| GABRIELLE LANGHOLTZ,
EDITOR
Gabrielle Langholtz went to high school
in Manhattan but fell in love with Brooklyn
while at college in Virginia, where her
local bar had Brooklyn Brewery Stout on
tap. She swilled it while writing her undergraduate
honors thesis on the Brooklyn Bridge's symbolism
in art and literature, and moved to the
boro upon graduating ('98). While battling
a vegetable addiction, she was simultaneously
a member of the Park Slope Food Co-op, tended
a community garden plot, held a CSA membership,
spent weekends on a farm upstate, and was
a farmers market shopaholic. She has taught
in the NYU Food Studies department and for
five years has managed publicity for Greenmarket,
the nation's largest network of farmers
markets. She makes jam and pickles in her
Park Slope apartment, pretending it's a
farmhouse, and says her personal mission
statement is to raise public awareness about
the impacts different eating choices have
on ecology, health, and the richness of
life.
STEPHEN MUNSHIN,
PUBLISHER
Stephen Munshin has been involved with food
at many levels, "from the lowliest
cook pulling up mats in the kitchen at 3
a.m., to the head bartender pulling up mats
behind the bar at 4 a.m." He has worked
in restaurants from San Diego to the East
End of Long Island and points in between.

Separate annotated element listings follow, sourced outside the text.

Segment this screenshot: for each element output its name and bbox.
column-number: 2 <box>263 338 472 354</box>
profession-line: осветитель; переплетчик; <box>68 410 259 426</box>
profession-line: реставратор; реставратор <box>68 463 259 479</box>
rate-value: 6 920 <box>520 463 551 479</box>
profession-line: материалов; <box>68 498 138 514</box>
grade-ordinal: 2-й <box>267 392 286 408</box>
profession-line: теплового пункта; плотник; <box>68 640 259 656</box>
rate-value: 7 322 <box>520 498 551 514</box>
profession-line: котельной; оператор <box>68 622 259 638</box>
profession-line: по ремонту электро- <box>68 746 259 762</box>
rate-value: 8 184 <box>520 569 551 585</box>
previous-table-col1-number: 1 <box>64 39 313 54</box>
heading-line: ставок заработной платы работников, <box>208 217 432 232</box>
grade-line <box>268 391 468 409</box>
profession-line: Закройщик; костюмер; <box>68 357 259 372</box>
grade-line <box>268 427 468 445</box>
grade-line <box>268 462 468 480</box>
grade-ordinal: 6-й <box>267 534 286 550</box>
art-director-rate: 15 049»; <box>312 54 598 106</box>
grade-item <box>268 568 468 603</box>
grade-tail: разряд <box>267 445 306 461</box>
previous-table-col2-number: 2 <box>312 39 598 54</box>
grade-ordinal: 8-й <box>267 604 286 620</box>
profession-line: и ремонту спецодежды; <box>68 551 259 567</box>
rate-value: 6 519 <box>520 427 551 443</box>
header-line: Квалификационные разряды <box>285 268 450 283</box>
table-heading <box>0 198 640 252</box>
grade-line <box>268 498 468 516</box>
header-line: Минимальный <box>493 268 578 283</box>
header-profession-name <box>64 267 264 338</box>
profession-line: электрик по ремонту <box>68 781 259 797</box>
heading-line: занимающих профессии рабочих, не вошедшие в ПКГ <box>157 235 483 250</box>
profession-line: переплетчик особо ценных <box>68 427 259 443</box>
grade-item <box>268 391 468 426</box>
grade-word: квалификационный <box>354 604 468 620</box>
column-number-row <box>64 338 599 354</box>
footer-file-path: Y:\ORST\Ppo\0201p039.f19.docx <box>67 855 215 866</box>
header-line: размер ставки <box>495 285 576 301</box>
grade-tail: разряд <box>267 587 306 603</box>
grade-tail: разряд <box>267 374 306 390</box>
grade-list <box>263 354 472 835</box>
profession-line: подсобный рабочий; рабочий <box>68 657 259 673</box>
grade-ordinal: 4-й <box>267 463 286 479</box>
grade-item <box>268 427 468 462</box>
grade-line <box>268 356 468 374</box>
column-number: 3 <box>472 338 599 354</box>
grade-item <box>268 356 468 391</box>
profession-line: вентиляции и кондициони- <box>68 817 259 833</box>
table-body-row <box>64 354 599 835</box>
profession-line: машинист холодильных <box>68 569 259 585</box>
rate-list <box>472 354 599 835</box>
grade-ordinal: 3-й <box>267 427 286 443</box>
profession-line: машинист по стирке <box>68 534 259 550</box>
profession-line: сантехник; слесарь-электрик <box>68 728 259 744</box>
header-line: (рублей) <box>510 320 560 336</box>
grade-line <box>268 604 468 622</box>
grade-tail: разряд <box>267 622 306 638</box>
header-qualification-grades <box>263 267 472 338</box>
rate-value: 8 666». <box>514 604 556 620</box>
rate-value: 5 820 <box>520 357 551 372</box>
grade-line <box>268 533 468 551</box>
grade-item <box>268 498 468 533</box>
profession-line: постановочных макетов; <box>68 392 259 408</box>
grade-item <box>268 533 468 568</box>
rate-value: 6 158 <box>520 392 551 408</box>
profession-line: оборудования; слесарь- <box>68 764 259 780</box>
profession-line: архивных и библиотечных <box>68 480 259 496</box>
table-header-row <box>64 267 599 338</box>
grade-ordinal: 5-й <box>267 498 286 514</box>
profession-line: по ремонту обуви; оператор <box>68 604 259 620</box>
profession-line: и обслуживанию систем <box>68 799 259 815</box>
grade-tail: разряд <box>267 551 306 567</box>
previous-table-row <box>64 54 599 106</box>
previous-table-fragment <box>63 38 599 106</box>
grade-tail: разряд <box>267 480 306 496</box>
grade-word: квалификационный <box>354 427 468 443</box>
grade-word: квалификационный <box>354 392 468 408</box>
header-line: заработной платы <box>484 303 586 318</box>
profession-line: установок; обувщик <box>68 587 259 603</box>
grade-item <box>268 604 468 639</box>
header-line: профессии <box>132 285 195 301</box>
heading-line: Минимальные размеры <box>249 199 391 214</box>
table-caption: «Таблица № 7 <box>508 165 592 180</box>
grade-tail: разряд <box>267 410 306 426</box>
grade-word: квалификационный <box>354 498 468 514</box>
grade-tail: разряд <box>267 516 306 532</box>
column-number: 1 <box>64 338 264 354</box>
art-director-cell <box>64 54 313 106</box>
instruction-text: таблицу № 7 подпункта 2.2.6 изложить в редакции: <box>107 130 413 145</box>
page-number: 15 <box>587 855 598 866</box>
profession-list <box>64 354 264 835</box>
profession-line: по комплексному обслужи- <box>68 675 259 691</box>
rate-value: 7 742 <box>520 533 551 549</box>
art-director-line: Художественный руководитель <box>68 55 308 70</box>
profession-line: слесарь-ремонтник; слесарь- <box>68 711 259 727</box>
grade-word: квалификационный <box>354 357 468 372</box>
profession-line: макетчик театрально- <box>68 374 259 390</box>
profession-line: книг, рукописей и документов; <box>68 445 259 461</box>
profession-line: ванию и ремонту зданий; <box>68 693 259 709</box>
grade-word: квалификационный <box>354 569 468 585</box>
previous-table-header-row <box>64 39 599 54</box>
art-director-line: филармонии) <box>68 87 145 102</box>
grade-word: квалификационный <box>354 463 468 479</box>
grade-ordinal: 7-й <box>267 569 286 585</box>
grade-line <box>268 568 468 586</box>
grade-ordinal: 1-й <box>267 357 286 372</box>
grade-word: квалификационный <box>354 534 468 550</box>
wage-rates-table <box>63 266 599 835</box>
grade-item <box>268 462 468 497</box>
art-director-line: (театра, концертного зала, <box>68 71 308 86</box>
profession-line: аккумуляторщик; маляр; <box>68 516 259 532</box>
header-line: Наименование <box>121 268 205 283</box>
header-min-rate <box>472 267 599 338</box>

Looking for a way to keep traveling, he
began importing Nepalese outerwear, which
turned into a full-fledged clothing line
designed by his wife and produced in India,
China and New York. Ten years later, Stephen
is still traveling but not in the same way.
He now has two sons, which has increased
his desire to live and work locally. And
realizing that the clothing business will
not be experiencing a move to local production,
he felt he should contribute to the "buy
local" movement on a personal level
instead. In addition to publishing Edible
East End, Edible Brooklyn, and Edible Manhattan,
Stephen helps launch new Edible magazines
around the country.
BRIAN HALWEIL,
EXECUTIVE EDITOR
Brian Halweil has been at the forefront
of the growing "eat local" movement.
As a student at Stanford University, Brian
worked with California farmers interested
in reducing their pesticide use, and set
up a two-acre student-run organic farm on
the Stanford campus. In 1997, he joined
Worldwatch Institute as a Senior Researcher
and John Gardner Public Service Fellow.
At the Institute, Brian writes on the social
and ecological impacts of how we grow food,
focusing recently on organic farming, biotechnology,
hunger and rural communities. He describes
the evolving local food movement in his
recent book Eat Here: Reclaiming Homegrown
Pleasures in a Global Supermarket. Brian's
work has also been featured in the international
press, and he has testified before the US
Senate Committee on Foreign Relations on
the role of biotechnology in combating poverty
and hunger in the developing world. He has
traveled throughout Mexico, Central America
and the Caribbean, and East Africa learning
indigenous farming techniques and promoting
sustainable food production. He works on
Edible East End and other Edible publications
from his home in Sag Harbor, New York, where
he and his wife tend a home garden and orchard.